2. Initial Licensed Terminology Load (ETL)
All new deployments must run the terminology ETL pipeline before the service is ready to accept traffic. The ETL runs as a Kubernetes Job.
| Phase | Action | Tool |
|---|---|---|
| 1. Data procurement | Obtain licensed data files (LOINC CSV, SNOMED RF2, RxNorm RRF) from respective sources | Manual / license portal |
| 2. Data staging | Upload to secured object storage bucket (terminology-etl-input/{env}/) | AWS S3 / compatible |
| 3. Schema migration | Run Drizzle migrations: pnpm db:migrate | CI/CD pipeline |
| 4. ETL import | Execute Kubernetes ETL jobs in order: LOINC → SNOMED → RxNorm → ICD-10 | kubectl apply -f kubernetes/jobs/terminology-etl/ |
| 5. Drug data import | Load drug interaction, drug class, and contraindication data from licensed clinical knowledge source | ETL job: rxnorm-cds-import.job.yaml |
| 6. Value set seeding | Seed standard FHIR value sets (obs-interpretation, condition-category, etc.) | pnpm db:seed:valuesets |
| 7. Readiness verification | Check GET /health returns terminology_data: loaded; spot-check $lookup for known codes | Manual / smoke test |
3. Tenant Custom Concept Migration
For tenants with existing facility-specific coded value lists:
| Step | Action |
|---|---|
| Export | Export legacy custom codes to CSV: id, system, code, display, definition |
| Validate | Run scripts/migration/terminology/validate-custom-concepts.ts — checks for duplicates and invalid system URIs |
| Import | POST /internal/terminology/import with system = urn:ghasi:tenant:{tenantId} |
| Verify | Spot-check GET /v1/terminology/search?system=urn:ghasi:tenant:{tenantId}&query=... |
Migration script: scripts/migration/terminology/import-tenant-concepts.ts
The import is idempotent (upsert on tenant_id + system + code).

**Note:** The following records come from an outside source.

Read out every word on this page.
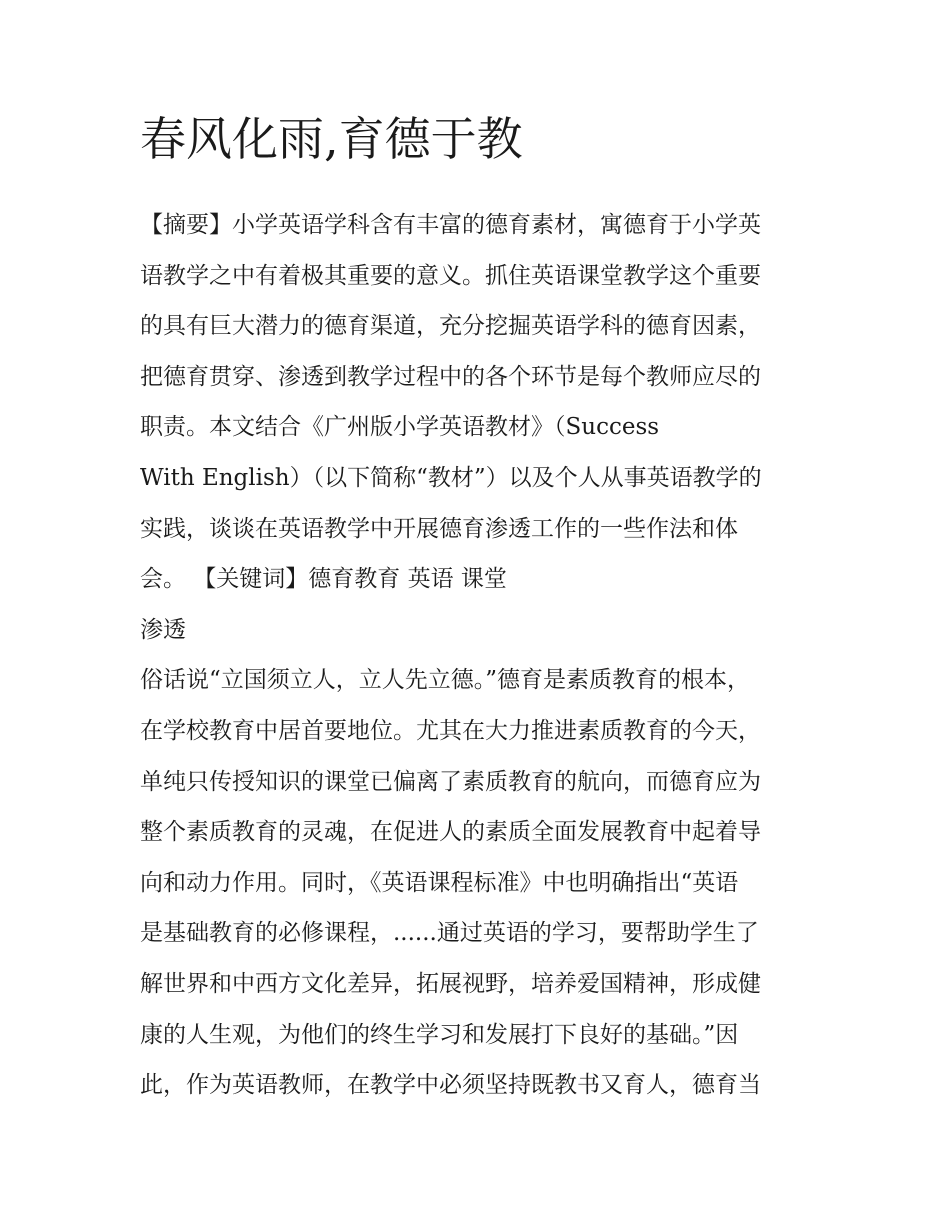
春风化雨,育德于教
【摘要】小学英语学科含有丰富的德育素材，寓德育于小学英
语教学之中有着极其重要的意义。抓住英语课堂教学这个重要
的具有巨大潜力的德育渠道，充分挖掘英语学科的德育因素，
把德育贯穿、渗透到教学过程中的各个环节是每个教师应尽的
职责。本文结合《广州版小学英语教材》（Success
With English）（以下简称“教材”）以及个人从事英语教学的
实践，谈谈在英语教学中开展德育渗透工作的一些作法和体
会。 【关键词】德育教育 英语 课堂
渗透
俗话说“立国须立人，立人先立德。”德育是素质教育的根本，
在学校教育中居首要地位。尤其在大力推进素质教育的今天，
单纯只传授知识的课堂已偏离了素质教育的航向，而德育应为
整个素质教育的灵魂，在促进人的素质全面发展教育中起着导
向和动力作用。同时，《英语课程标准》中也明确指出“英语
是基础教育的必修课程，......通过英语的学习，要帮助学生了
解世界和中西方文化差异，拓展视野，培养爱国精神，形成健
康的人生观，为他们的终生学习和发展打下良好的基础。”因
此，作为英语教师，在教学中必须坚持既教书又育人，德育当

Pre-existing global concepts with the same code are not overwritten.
4. Drug Interaction Data Migration
If a prior clinical system had drug interaction data in a proprietary schema, migrate it as follows:
- Export interactions to CSV:
drug1_code, drug2_code, severity, description - Normalize: ensure
drug1_code <= drug2_code(canonical pair ordering). - Import via ETL:
pnpm db:seed:interactions --file interactions.csv - Validate severity coverage for CONTRAINDICATED and HIGH pairs with a known test set.
5. Rolling Terminology Updates
After initial deployment, terminology datasets receive periodic updates (LOINC releases annually, SNOMED CT twice yearly). The update process:
- Upload new licensed data files to staging bucket.
- Re-run the relevant ETL Kubernetes Job.
- ETL performs upsert (no concept deletions — deactivation only).
TERMINOLOGY.dataset.updatedevent is published; downstream consumers may invalidate cached concept data.- Monitor concept count metrics post-import; verify no unexpected drops.
6. Rollback Plan
| Scenario | Rollback action |
|---|---|
| ETL import corrupts concept data | Restore PostgreSQL from pre-import snapshot; re-run corrected ETL |
| Schema migration failure | Drizzle supports down migrations; run pnpm db:migrate:down to previous version |
| New version causes lookup regressions | Roll back Kubernetes deployment to previous image; ETL data is independent of service version |
ETL jobs run in a transaction where possible (PostgreSQL COPY with ROLLBACK on error). Partial imports that abort do not leave orphaned records.